Wide receiver JuJu Smith-Schuster, one of the NFL’s top remaining free agents, is re-signing with the Pittsburgh Steelers, he announced Friday. But they weren’t necessarily his best offer.
According to the NFL Network, Smith-Schuster turned down a one-year, $9 million offer from the wide receiver-needy Ravens, with another $4 million available in incentives. The Kansas City Chiefs’ one-year offer was worth $8 million, with $3 million available in incentives. The Steelers? Just $8 million in 2021.
“This is my home, they’re gonna need a wrecking ball to take me outta here!” Smith-Schuster tweeted Friday. “PITTSBURGH I LOVE YOU, LET’S GO!!!!!”
Smith-Schuster, 24, averaged a career-low 8.6 yards per catch last season, but he has three 900-plus-yard seasons since entering the NFL in 2017. With Dez Bryant and Willie Snead IV not expected to return in free agency, the Ravens don’t have a player under contract who’s reached that threshold even once.

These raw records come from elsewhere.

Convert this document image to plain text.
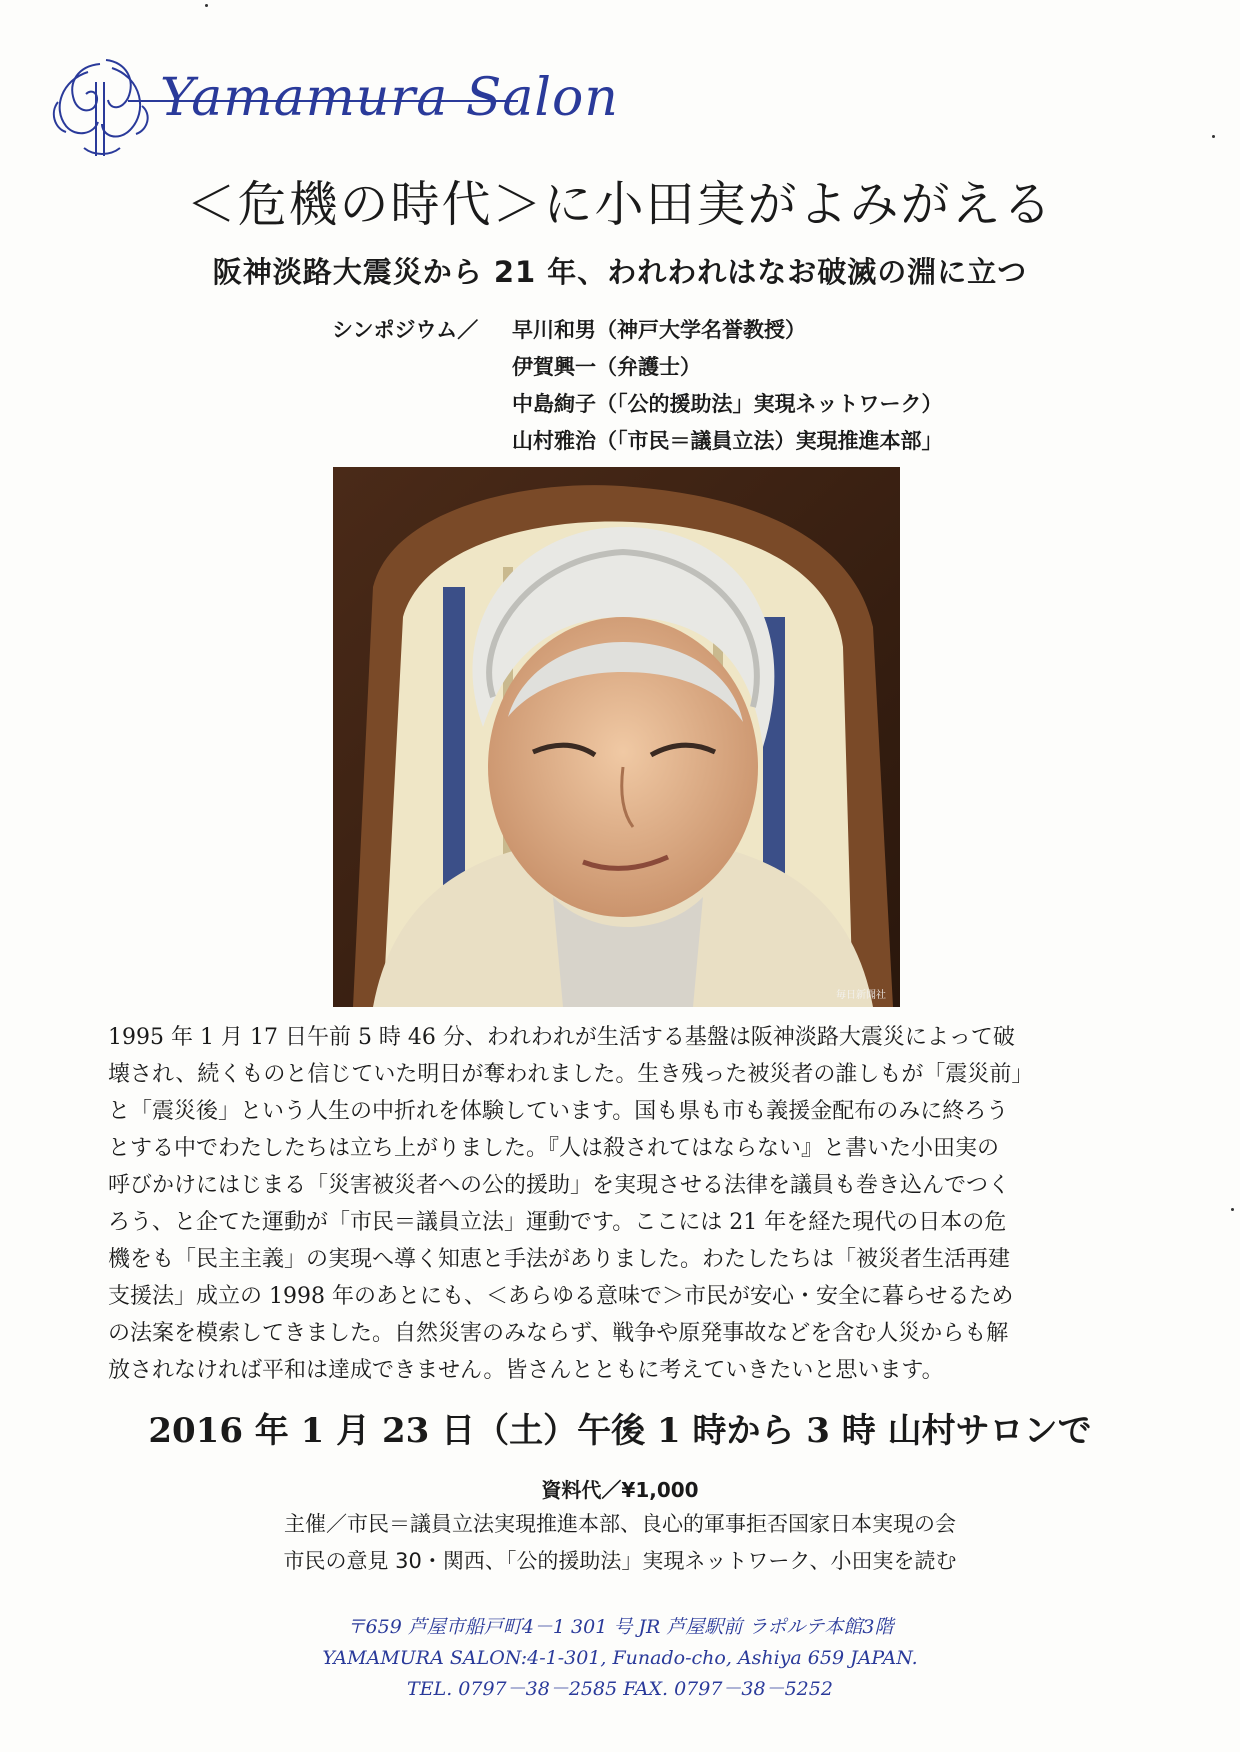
Yamamura Salon
＜危機の時代＞に小田実がよみがえる
阪神淡路大震災から 21 年、われわれはなお破滅の淵に立つ
シンポジウム／ 早川和男（神戸大学名誉教授）
伊賀興一（弁護士）
中島絢子（「公的援助法」実現ネットワーク）
山村雅治（「市民＝議員立法）実現推進本部」
毎日新聞社
1995 年 1 月 17 日午前 5 時 46 分、われわれが生活する基盤は阪神淡路大震災によって破
壊され、続くものと信じていた明日が奪われました。生き残った被災者の誰しもが「震災前」
と「震災後」という人生の中折れを体験しています。国も県も市も義援金配布のみに終ろう
とする中でわたしたちは立ち上がりました。『人は殺されてはならない』と書いた小田実の
呼びかけにはじまる「災害被災者への公的援助」を実現させる法律を議員も巻き込んでつく
ろう、と企てた運動が「市民＝議員立法」運動です。ここには 21 年を経た現代の日本の危
機をも「民主主義」の実現へ導く知恵と手法がありました。わたしたちは「被災者生活再建
支援法」成立の 1998 年のあとにも、＜あらゆる意味で＞市民が安心・安全に暮らせるため
の法案を模索してきました。自然災害のみならず、戦争や原発事故などを含む人災からも解
放されなければ平和は達成できません。皆さんとともに考えていきたいと思います。
2016 年 1 月 23 日（土）午後 1 時から 3 時 山村サロンで
資料代／¥1,000
主催／市民＝議員立法実現推進本部、良心的軍事拒否国家日本実現の会
市民の意見 30・関西、「公的援助法」実現ネットワーク、小田実を読む
〒659 芦屋市船戸町4－1 301 号 JR 芦屋駅前 ラポルテ本館3階
YAMAMURA SALON:4-1-301, Funado-cho, Ashiya 659 JAPAN.
TEL. 0797－38－2585 FAX. 0797－38－5252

After Ravens cornerback Marlon Humphrey jokingly tweeted that Smith-Schuster “didn’t even let me give my recruiting pitch,” Smith-Schuster apologized and said he had Ravens teammates and coaches “calling throughout.” He wished Humphrey and the team luck this offseason.

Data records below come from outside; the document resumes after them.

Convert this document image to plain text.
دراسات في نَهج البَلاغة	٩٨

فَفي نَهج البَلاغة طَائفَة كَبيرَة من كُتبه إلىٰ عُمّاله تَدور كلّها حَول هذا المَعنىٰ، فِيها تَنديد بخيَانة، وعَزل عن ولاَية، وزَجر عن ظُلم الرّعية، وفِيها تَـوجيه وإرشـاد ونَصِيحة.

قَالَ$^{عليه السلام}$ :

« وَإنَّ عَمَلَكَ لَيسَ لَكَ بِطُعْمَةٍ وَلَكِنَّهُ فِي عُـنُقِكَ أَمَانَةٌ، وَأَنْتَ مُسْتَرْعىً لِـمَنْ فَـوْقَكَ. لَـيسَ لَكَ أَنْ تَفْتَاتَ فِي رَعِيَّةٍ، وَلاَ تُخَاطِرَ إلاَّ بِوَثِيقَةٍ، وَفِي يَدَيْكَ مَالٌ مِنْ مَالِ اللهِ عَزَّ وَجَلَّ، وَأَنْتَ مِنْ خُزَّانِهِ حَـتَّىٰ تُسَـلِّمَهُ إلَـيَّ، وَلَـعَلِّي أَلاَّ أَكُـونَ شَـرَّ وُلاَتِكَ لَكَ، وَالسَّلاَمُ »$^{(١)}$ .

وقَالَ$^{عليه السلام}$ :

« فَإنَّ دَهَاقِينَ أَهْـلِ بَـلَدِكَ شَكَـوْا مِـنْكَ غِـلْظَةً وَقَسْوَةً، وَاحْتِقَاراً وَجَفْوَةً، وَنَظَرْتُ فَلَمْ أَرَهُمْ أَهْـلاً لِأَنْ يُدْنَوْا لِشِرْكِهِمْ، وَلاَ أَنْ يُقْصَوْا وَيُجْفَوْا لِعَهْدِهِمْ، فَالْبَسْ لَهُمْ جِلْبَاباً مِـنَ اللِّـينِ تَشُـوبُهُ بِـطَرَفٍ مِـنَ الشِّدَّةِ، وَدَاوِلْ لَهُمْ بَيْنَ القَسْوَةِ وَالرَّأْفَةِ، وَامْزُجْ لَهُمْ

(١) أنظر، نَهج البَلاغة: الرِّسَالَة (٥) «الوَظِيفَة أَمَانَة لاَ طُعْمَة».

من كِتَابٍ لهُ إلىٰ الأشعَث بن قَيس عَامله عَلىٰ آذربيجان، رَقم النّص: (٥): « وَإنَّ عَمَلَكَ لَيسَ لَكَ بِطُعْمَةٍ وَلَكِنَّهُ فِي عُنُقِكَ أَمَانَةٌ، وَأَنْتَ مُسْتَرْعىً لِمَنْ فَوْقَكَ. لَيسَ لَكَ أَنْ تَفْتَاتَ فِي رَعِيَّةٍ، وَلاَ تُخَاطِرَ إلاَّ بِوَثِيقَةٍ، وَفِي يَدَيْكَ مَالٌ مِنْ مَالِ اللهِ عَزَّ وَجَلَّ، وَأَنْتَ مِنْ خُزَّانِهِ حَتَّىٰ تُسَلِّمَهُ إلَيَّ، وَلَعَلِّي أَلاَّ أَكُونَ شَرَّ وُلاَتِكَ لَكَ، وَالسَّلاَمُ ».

A handful of potential starting wide receivers remain unsigned — Kenny Golladay, T.Y. Hilton, Sammy Watkins and Antonio Brown are available — but the market has thinned considerably since the NFL’s legal tampering period opened Monday.
The Ravens have had one of the NFL’s least productive wide receiver rooms since quarterback Lamar Jackson entered the NFL; last season, they were the only team with under 2,000 receiving yards at the position (137 catches for 1,729 yards). Marquise “Hollywood” Brown has shown flashes of being a potential No. 1 receiver, and Miles Boykin and Devin Duvernay are both former third-round picks with impressive athleticism, but the team lacks a proven possession wide receiver.

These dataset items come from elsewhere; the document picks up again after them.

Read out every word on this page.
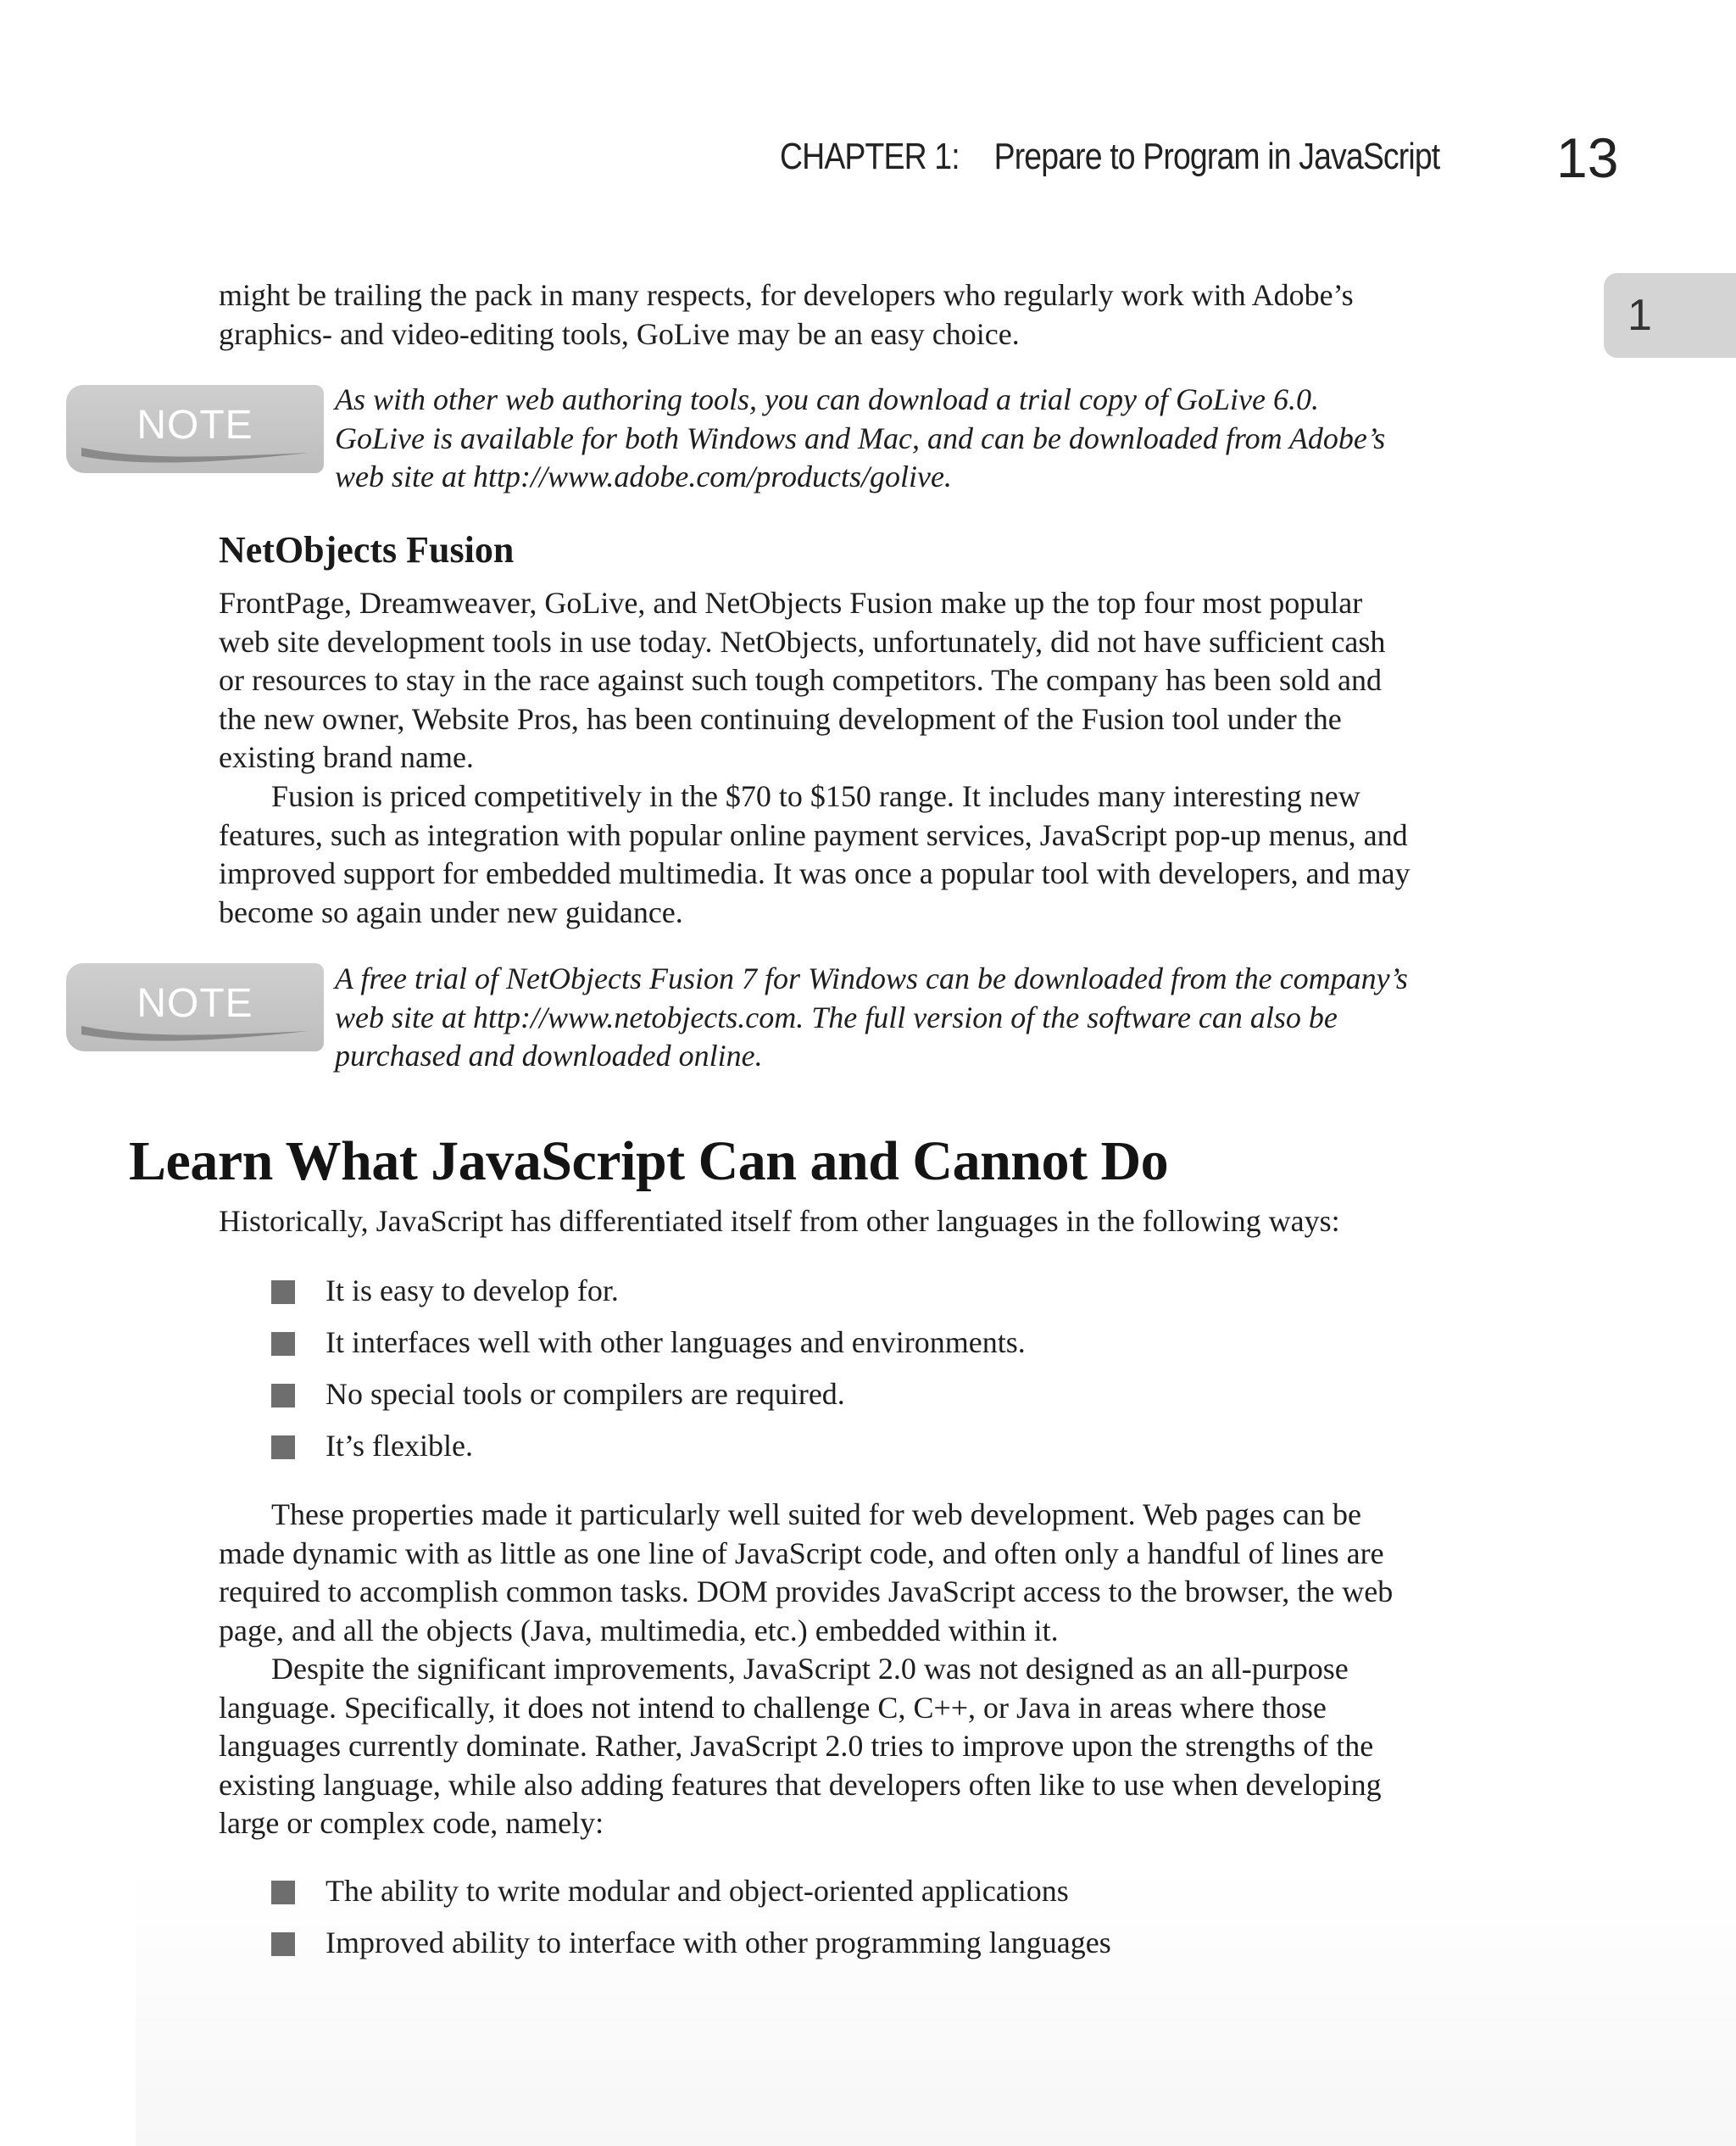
CHAPTER 1: Prepare to Program in JavaScript 13
1

might be trailing the pack in many respects, for developers who regularly work with Adobe’s
graphics- and video-editing tools, GoLive may be an easy choice.

NOTE

As with other web authoring tools, you can download a trial copy of GoLive 6.0.
GoLive is available for both Windows and Mac, and can be downloaded from Adobe’s
web site at http://www.adobe.com/products/golive.

NetObjects Fusion

FrontPage, Dreamweaver, GoLive, and NetObjects Fusion make up the top four most popular
web site development tools in use today. NetObjects, unfortunately, did not have sufficient cash
or resources to stay in the race against such tough competitors. The company has been sold and
the new owner, Website Pros, has been continuing development of the Fusion tool under the
existing brand name.

Fusion is priced competitively in the $70 to $150 range. It includes many interesting new
features, such as integration with popular online payment services, JavaScript pop-up menus, and
improved support for embedded multimedia. It was once a popular tool with developers, and may
become so again under new guidance.

NOTE

A free trial of NetObjects Fusion 7 for Windows can be downloaded from the company’s
web site at http://www.netobjects.com. The full version of the software can also be
purchased and downloaded online.

Learn What JavaScript Can and Cannot Do

Historically, JavaScript has differentiated itself from other languages in the following ways:

It is easy to develop for.
It interfaces well with other languages and environments.
No special tools or compilers are required.
It’s flexible.

These properties made it particularly well suited for web development. Web pages can be
made dynamic with as little as one line of JavaScript code, and often only a handful of lines are
required to accomplish common tasks. DOM provides JavaScript access to the browser, the web
page, and all the objects (Java, multimedia, etc.) embedded within it.

Despite the significant improvements, JavaScript 2.0 was not designed as an all-purpose
language. Specifically, it does not intend to challenge C, C++, or Java in areas where those
languages currently dominate. Rather, JavaScript 2.0 tries to improve upon the strengths of the
existing language, while also adding features that developers often like to use when developing
large or complex code, namely:

The ability to write modular and object-oriented applications
Improved ability to interface with other programming languages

Asked about the Ravens’ needs at the position last week, general manager Eric DeCosta said the team has “an idea of what we’re looking for. It doesn’t really serve my purposes to tell you exactly what we’re looking for, player-wise, but we do talk about that stuff.”
He added: “Our goal is to build a diverse team with a lot of different types of players that can help you in a lot of different situations, with depth at all positions, that fit under the salary cap and give you a chance, long-term, to succeed.”